Den Gegenpol zu diesen beiden Figuren bilden Carrie, die sich schon mal einen verstorbenen Adeligen in den Körper holt, um mit ihm zum Rendezvous ins Museum zu gehen. Und dann ist da noch Jizzlord (Luke Rollason): Der scheint zunächst eine streunende Katze zu sein, die bei Jen eine Bleibe findet, entpuppt sich dann aber als Gestaltwandler, der urpötzlich in seine menschliche Gestalt zurückfindet und nackt auf Jens Bett und mitten in deren Leben sitzt. Der freundlich-zurückhaltende, gutmeinende und gutaussehende junge Mann kann sich weder an sein früheres Leben noch an grundlegende menschliche Verhaltensweisen erinnern. Das ist ein erzählerisch brillanter Schachzug, denn Jizzlords unschuldige Fragen wirken wie kleine komische Knallfrösche.

„Extraordinary“ bleibt dabei immer eine dichte Erzählung; die jeweils acht Episoden der bislang zwei Staffeln wahren jeweils ihren eigenen Spannungsbogen und haben den Mut, die Figuren tatsächlich bei ihrer persönlichen Entwicklung und durch Veränderungen zu begleiten. Das tut mitunter auch Marvel, das in seinen Serien kleinere, persönlichere Geschichten mit mehr charakterlicher Tiefe als in den Filmen erzählt. So sind von „Daredevil“ und „Jessica Jones“ bis hin zum leichtfüßig-charmanten „Hawkeye“ immer wieder kleine Perlen dabei.
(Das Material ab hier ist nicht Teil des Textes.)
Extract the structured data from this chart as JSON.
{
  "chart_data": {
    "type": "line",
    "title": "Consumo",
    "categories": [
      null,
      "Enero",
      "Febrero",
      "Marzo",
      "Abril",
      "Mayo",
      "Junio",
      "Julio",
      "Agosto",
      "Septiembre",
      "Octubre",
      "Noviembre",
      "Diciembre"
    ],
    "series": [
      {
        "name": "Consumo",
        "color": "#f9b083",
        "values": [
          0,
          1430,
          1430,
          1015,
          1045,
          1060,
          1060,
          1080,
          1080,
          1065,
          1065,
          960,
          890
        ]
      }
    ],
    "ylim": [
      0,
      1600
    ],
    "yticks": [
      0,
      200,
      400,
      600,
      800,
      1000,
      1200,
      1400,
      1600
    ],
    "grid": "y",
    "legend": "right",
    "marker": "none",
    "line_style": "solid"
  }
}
„Extraordinary“ aber interessiert sich nicht für den Glamour der Marvel-Figuren, auch nicht für zynisch verpackte Gesellschaftskritik à la „The Boys“. Die Serie schaut vielmehr mit liebevollem Blick auf fehlerhafte Figuren und füllt den Weg mit abseitigen Ideen und kleinen Exkursen. So ist Platz für eine Halloween- Episode, für einen Besuch in Jens und Carries alter Schule oder ein Superhelden-Musical, das gleichzeitig schlechter und viel besser ist als das bemerkenswerte Avengers-Broadway-Musical aus der „Hawkeye“-Serie.

Viel Raum für authentische Entwicklungen

In der zweiten Staffel müssen Carrie und Kash ihre Beziehung neu definieren und finden, während Jizzlord plötzlich nicht mehr nur eine Familie hat. Die Superkräfte treten auch bei den Gags stärker in den Hintergrund. Stattdessen entwickeln die Figuren noch mehr Innenleben und Gefühle. Bis hin zu einem Hörbuch aller Lügen, die Jen jemals erzählt hat, „read by Derek Jacobi“. Es empfiehlt sich, „Extraordinary“ unbedingt in der englischen Originalversion zu schauen.

Was die Story von Emma Moran daraus destilliert, sind in den abschließenden Episoden furchtbar wahre, auch schmerzhafte Momente über Liebe und Trauer, Verlust und Angst, Eifersucht und Glück und Freundschaft.